One could be forgiven for thinking the lawsuit Ralph A. Huntzinger initiated in 2016 against Aqualung and Suunto was frivolous. You see, he had purchased a Suunto Cobra computer, but had never suffered any harm using it (he added a second plaintiff, Eric Bush, who also had not suffered harm). Nonetheless, in his suit he said that he had come to learn that both Suunto and Aqualung (the Suunto distributor in the U.S. at that time) had knowledge that their computers were "defective and prone to malfunction, resulting in the dive computers providing inaccurate information regarding data such as dive depth, dive time, tank air pressure and remaining air time."

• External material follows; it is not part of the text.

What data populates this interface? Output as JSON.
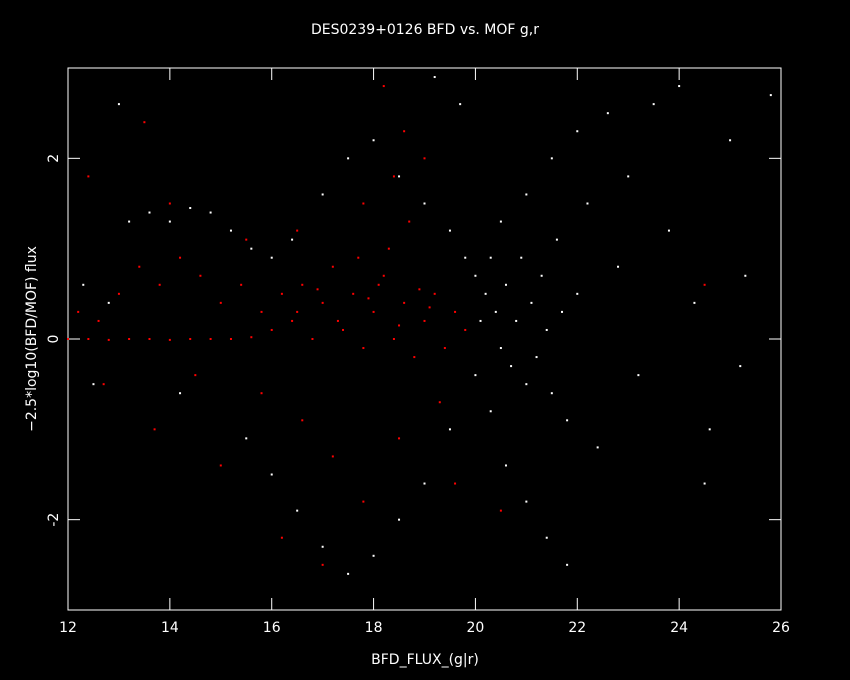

Huntzinger and Bush claimed that the "defendants received dive computers for repair from [other] consumers who experienced permanent malfunction due to defective software and/or hardware ... If the computer is within warranty, the defective computer is replaced with a new computer ... the defective software/hardware is unrepairable."
The plaintiffs alleged that they would not have purchased or used these dive computers had they known that they were "unsafe and unfit for their intended use."
They brought the action on behalf of themselves and all others who purchased any Suunto dive computer available at that time, alleging that each contained the same software and hardware that operates the computer's critical functions.
Suunto tried to dismiss the suit, contending that the plaintiffs had not sustained an injury and that Huntzinger's belief that he cannot rely on his Cobra computer is nothing more than a hypothetical injury that may only happen if his device ever malfunctions.
The U.S. District Court in California didn't buy that argument, and in January upheld their right to pursue the case.
So, we asked Tim Blood, Huntzinger's California lawyer, what the plaintiffs were seeking. He replied that, "The lawsuit seeks a number of different forms of relief. It seeks refunds on behalf of all purchasers and an injunction requiring the defendants to warn all users of the problems with the dive computers to ensure no one relies on them."
A judgment in favor of the plaintiffs could have serious ramifications for the diving industry. Not only would it affect a whole raft of Suunto diving computers, but also presumably those of Mares, Cressi, Atomic and others that have used a Wienke RGBM algorithm.